En 1945, nuestra prioridad era quebrar la espalda de Alemania,
asegurarnos de que no se levantaría de nuevo. La
Luftwaffe había reducido Coventry a cenizas, Londres
ardió más veces de las que puedo contar.
La diferencia es que nosotros ganamos. Y los que ganan
escriben la historia.
Apoya el vaso con suavidad sobre la mesa.
"Los que ganan escriben la historia", no es
lo que esperaría escuchar. Quisiera que me cuente
todo aquello que no fue escrito.
-Ahora, dígame usted, periodista
Si hubiera estado en mi silla, con la guerra aun rugiendo,
con Stalin observando desde el Este como un lobo hambriento
¿habría hecho algo diferente?
PERIODISTA:
-No lo sé señor, yo solo soy un periodista
CHURCHILL:
Esboza una sonrisa cansada, como si esa respuesta le resultara
familiar.
-Y yo solo fui un hombre con un trabajo
que hacer.
Apaga el puro en el cenicero, dejando
que el humo se disipe lentamente en el aire pesado del
salón. Ese aire, una mezcla de distintos olores,
algunos pocos agradables para mi gusto, me distraía
los sentidos, que debían estar enfocados en las
preguntas y, especialmente, en las respuestas.

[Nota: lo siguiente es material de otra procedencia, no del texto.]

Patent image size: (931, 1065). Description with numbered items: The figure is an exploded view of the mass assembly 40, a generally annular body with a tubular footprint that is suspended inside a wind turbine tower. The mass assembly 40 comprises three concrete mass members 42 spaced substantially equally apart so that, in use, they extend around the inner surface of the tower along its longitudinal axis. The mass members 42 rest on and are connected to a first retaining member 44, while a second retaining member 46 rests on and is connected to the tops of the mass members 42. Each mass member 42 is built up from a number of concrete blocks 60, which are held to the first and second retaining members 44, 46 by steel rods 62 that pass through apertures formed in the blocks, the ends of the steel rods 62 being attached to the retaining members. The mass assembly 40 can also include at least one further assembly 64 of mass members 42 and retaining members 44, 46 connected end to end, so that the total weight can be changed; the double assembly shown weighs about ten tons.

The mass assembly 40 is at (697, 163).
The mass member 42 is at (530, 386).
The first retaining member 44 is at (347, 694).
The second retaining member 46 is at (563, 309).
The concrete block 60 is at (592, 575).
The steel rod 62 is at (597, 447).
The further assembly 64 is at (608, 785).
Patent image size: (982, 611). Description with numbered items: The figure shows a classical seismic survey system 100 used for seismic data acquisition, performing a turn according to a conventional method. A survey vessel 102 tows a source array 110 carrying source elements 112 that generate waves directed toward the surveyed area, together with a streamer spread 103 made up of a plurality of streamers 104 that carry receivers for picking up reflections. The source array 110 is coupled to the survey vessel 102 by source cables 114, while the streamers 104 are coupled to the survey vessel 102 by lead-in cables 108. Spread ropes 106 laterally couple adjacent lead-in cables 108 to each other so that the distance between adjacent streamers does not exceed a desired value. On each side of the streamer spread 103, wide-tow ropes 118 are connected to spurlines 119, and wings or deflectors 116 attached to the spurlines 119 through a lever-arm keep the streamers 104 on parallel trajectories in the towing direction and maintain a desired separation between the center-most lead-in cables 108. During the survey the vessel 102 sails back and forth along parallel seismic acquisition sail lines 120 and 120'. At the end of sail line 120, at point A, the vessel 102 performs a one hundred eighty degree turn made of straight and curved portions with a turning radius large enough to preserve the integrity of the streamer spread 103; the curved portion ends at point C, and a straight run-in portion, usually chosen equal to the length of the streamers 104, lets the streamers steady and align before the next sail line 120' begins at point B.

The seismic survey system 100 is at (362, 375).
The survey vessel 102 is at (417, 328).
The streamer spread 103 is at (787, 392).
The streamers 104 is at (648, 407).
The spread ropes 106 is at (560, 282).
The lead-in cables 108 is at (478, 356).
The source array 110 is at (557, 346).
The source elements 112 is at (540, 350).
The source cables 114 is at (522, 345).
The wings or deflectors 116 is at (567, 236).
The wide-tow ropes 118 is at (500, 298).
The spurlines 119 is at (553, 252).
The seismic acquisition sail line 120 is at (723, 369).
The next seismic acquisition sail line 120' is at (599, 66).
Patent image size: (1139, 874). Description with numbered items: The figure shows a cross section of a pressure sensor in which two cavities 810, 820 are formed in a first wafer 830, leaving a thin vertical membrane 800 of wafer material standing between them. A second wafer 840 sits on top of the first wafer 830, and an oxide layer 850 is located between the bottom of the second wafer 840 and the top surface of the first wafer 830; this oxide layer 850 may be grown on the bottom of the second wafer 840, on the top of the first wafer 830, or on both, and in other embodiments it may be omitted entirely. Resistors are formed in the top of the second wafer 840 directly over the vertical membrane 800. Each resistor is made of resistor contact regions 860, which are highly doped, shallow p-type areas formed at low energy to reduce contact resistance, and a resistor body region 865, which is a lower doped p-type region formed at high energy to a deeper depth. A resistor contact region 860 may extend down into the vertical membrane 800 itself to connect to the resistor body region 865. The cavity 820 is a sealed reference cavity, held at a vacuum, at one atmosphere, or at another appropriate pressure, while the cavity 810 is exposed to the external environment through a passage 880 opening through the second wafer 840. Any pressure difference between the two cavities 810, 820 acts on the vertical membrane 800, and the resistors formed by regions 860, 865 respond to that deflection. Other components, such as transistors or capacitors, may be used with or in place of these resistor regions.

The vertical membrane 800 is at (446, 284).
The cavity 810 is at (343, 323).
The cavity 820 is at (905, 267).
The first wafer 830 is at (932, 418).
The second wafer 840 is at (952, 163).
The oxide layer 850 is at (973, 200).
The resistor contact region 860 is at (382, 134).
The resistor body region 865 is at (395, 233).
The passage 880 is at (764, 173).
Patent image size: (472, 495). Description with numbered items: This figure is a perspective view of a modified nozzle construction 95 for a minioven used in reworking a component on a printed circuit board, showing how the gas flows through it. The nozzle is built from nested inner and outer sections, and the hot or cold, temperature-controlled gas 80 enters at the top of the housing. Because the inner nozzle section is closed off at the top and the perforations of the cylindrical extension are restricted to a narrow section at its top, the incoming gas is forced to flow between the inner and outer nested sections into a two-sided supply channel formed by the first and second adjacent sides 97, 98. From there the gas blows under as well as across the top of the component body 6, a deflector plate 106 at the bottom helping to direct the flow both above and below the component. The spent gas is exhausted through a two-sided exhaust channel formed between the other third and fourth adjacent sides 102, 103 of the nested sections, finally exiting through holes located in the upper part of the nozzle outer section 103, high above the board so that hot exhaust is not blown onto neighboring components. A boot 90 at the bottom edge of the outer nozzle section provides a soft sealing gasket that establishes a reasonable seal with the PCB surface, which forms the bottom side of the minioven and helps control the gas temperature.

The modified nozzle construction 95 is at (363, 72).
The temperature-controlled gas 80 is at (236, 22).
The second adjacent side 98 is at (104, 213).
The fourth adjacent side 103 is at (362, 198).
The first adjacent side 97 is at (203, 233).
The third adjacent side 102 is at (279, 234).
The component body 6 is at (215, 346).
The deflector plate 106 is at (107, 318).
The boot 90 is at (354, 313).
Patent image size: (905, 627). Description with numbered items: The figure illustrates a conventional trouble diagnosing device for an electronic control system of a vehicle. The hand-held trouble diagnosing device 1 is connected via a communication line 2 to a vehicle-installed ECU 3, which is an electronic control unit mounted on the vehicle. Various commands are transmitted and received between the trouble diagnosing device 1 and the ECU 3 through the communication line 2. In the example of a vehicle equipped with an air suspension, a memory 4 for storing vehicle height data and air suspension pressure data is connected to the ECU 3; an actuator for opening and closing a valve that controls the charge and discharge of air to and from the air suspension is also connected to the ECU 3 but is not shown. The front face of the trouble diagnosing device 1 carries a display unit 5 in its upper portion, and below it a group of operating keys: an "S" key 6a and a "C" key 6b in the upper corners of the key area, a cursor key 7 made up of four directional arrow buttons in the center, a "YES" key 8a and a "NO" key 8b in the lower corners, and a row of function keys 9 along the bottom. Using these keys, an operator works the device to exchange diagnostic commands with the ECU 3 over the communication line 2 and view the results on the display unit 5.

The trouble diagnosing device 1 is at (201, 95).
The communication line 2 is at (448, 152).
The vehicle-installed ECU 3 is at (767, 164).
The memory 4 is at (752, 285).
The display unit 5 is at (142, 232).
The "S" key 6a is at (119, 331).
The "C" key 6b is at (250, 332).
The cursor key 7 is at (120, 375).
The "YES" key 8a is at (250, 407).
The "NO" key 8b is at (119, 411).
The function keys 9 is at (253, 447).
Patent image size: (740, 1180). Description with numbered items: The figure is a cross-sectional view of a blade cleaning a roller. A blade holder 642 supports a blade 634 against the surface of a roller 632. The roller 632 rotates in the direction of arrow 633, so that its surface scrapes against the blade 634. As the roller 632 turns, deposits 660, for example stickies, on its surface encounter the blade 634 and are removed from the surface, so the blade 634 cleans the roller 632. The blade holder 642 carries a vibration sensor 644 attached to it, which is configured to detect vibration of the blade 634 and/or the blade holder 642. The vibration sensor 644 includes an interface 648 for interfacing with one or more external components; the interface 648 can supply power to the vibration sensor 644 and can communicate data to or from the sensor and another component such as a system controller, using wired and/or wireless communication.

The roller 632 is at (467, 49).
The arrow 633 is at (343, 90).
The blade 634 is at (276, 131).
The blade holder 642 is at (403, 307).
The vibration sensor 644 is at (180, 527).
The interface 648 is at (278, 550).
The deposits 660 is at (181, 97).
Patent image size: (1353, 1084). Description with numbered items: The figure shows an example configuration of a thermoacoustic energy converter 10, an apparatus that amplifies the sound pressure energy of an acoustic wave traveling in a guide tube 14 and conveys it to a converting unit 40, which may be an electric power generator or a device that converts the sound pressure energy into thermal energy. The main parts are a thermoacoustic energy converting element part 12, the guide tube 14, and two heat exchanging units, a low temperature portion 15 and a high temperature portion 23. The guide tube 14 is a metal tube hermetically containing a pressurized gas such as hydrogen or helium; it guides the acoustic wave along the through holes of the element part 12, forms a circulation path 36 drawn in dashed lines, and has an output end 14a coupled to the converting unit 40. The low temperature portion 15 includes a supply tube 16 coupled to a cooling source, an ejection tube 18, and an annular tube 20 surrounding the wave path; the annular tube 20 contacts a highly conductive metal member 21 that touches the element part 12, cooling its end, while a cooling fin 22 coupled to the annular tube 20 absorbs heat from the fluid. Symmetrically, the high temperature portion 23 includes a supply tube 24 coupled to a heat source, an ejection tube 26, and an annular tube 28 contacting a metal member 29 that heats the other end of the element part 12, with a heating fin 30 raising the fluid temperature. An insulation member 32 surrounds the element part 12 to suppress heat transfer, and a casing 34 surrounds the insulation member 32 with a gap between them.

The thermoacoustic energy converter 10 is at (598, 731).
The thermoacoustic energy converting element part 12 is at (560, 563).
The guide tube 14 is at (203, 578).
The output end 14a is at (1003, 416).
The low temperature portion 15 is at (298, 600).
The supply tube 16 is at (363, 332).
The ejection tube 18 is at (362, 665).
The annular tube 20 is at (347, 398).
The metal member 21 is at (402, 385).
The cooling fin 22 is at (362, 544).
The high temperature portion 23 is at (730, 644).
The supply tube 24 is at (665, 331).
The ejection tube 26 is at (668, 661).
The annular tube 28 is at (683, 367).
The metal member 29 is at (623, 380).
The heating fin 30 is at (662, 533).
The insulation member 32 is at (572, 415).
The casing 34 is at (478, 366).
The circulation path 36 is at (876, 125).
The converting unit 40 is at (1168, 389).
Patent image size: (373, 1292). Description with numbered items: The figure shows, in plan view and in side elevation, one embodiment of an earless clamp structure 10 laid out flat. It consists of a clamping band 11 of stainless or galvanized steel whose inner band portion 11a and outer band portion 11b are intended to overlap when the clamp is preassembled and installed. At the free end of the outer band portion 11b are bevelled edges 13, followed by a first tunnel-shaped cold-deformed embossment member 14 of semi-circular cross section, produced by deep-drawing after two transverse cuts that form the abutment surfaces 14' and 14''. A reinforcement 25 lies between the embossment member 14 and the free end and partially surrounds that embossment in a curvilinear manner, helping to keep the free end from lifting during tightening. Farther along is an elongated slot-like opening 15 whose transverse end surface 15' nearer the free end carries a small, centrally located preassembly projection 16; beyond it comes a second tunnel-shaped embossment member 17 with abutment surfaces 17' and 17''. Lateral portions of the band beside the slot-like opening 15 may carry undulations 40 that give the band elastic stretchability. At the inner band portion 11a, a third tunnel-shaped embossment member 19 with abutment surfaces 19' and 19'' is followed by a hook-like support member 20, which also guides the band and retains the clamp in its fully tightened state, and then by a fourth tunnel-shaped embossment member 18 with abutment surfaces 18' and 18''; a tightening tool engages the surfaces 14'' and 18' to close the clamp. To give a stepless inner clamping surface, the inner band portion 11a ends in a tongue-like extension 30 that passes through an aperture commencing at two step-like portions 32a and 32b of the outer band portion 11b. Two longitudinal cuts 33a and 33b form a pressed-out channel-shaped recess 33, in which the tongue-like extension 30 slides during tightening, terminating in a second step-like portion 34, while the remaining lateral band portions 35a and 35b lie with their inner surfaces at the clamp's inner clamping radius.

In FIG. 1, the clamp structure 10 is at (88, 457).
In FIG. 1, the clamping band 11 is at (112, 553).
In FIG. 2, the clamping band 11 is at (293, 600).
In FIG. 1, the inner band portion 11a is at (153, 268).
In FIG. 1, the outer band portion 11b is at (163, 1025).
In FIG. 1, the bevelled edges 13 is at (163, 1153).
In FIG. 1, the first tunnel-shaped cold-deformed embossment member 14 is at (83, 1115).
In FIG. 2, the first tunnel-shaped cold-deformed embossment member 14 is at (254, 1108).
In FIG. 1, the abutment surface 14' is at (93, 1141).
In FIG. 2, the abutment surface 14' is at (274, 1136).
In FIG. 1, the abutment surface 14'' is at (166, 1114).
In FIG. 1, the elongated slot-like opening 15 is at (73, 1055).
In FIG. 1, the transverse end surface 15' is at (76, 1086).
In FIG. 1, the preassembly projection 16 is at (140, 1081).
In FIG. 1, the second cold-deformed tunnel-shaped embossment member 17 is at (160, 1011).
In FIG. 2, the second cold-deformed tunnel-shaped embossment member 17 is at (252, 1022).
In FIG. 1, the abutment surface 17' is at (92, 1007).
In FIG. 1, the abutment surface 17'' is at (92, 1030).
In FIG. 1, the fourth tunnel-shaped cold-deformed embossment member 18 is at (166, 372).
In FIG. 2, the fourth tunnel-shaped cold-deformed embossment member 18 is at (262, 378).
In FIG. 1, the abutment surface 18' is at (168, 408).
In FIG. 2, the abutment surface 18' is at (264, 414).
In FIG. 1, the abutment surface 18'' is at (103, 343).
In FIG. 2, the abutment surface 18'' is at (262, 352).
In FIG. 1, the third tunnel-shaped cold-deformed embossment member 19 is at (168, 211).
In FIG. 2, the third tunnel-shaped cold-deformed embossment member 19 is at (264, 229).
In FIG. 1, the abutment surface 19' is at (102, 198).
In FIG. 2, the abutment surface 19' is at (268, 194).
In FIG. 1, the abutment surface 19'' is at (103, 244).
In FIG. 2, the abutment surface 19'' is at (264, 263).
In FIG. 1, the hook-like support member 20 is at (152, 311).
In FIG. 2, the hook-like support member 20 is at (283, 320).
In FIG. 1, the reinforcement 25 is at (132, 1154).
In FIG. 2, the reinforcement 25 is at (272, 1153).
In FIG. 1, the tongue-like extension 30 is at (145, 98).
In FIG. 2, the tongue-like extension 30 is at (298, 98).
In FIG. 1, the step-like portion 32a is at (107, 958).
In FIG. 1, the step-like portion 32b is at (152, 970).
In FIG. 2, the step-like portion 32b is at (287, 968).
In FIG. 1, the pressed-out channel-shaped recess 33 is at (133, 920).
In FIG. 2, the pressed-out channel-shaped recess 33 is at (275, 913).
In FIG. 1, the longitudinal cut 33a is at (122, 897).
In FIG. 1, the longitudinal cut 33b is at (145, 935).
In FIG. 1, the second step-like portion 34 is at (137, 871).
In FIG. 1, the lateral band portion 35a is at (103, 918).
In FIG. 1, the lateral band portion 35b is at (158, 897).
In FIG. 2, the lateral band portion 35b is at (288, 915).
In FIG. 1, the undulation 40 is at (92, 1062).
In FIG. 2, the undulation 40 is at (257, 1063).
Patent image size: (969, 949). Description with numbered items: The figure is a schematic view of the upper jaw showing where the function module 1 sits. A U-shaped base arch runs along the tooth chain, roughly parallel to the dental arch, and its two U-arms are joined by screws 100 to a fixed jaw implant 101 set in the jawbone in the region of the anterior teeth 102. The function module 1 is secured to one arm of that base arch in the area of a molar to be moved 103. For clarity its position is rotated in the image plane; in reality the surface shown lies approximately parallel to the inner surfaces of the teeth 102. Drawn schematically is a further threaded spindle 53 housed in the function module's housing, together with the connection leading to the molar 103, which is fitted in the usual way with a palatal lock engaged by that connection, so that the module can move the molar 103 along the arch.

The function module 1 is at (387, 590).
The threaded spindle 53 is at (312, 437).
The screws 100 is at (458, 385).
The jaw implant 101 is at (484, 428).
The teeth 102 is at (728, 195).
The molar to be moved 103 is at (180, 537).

Sabía que tenía los minutos contados. El
bulldog ya rechinaba los dientes, como insinuando que
era tiempo de redondear.
¿Redondear? ¿Con qué?
Un cierre obsecuente y lavado me permitiría
retirarme sano y salvo, pero perdería los laureles
de la gloria. Un cierre estruendoso era una posibilidad
seria de salir catapultado y con moretones.
PERIODISTA:
-¿Cómo recuerda el momento en que se encontró
sentado en Yalta junto al presidente de Estados Unidos,
Franklin D. Roosevelt, y el líder de la URSS, Josef
Stalin?
Churchill entornó los ojos, como
quien busca una respuesta en el humo de su propio cigarro.
CHURCHILL:
-Yalta fue un tablero de ajedrez donde cada pieza creía
conocer las jugadas del otro, pero en realidad todos nos
movíamos en la penumbra. Roosevelt confiaba en
la diplomacia, Stalin en la astucia y yo
en la necesidad
de mantener el equilibrio. Sabíamos que estábamos
diseñando el mundo de la posguerra, pero también
que la tinta de nuestros acuerdos se secaría más
rápido de lo que esperábamos. Fue una reunión
de vencedores, sí, pero no de aliados.
PERIODISTA:
-¿Temieron el abrazo del oso?
CHURCHILL:
-Nunca confié en Stalin, pero subestimarlo hubiera
sido más peligroso que temerle. El oso era astuto,
paciente, y sabía cuándo dar un zarpazo
y cuándo fingir mansedumbre. No era un socio, era
una circunstancia inevitable.
PERIODISTA:
-¿El oso está muerto? ¿Quién
lo mató y quién se quedó con su piel?
Churchill esbozó una sonrisa cargada
de ironía.
CHURCHILL:
-El oso no murió de un disparo certero, sino de
una lenta gangrena interna. La URSS colapsó por
su propio peso, sus propias mentiras y su propia avidez.
¿Quién se quedó con su piel? Bueno
aún se la están disputando.
De pronto, alguien golpeó la puerta
y entró sin esperar permiso. Una señora
con muchos papeles se acercó al escritorio y le
susurró algo al oído. Alcancé a entender
solo una frase:
-Lo llamó la reina.
Churchill se incorporó con calma,
apagó su cigarro con un gesto mecánico y
me miró con cortesía, pero sin ceremonias.
CHURCHILL:
-Joven, disfrute su entrevista. Espero que haya sido recíproco.
Lamento no tener más tiempo para dispensarle, pero
debo resolver algo con relativa urgencia. Que su vuelta
a América sea agradable
y recuerde: por más
buena que sea una pregunta, no siempre encontrará
una respuesta.
Y así, entre una nube de humo y
el eco de sus palabras, se marchó.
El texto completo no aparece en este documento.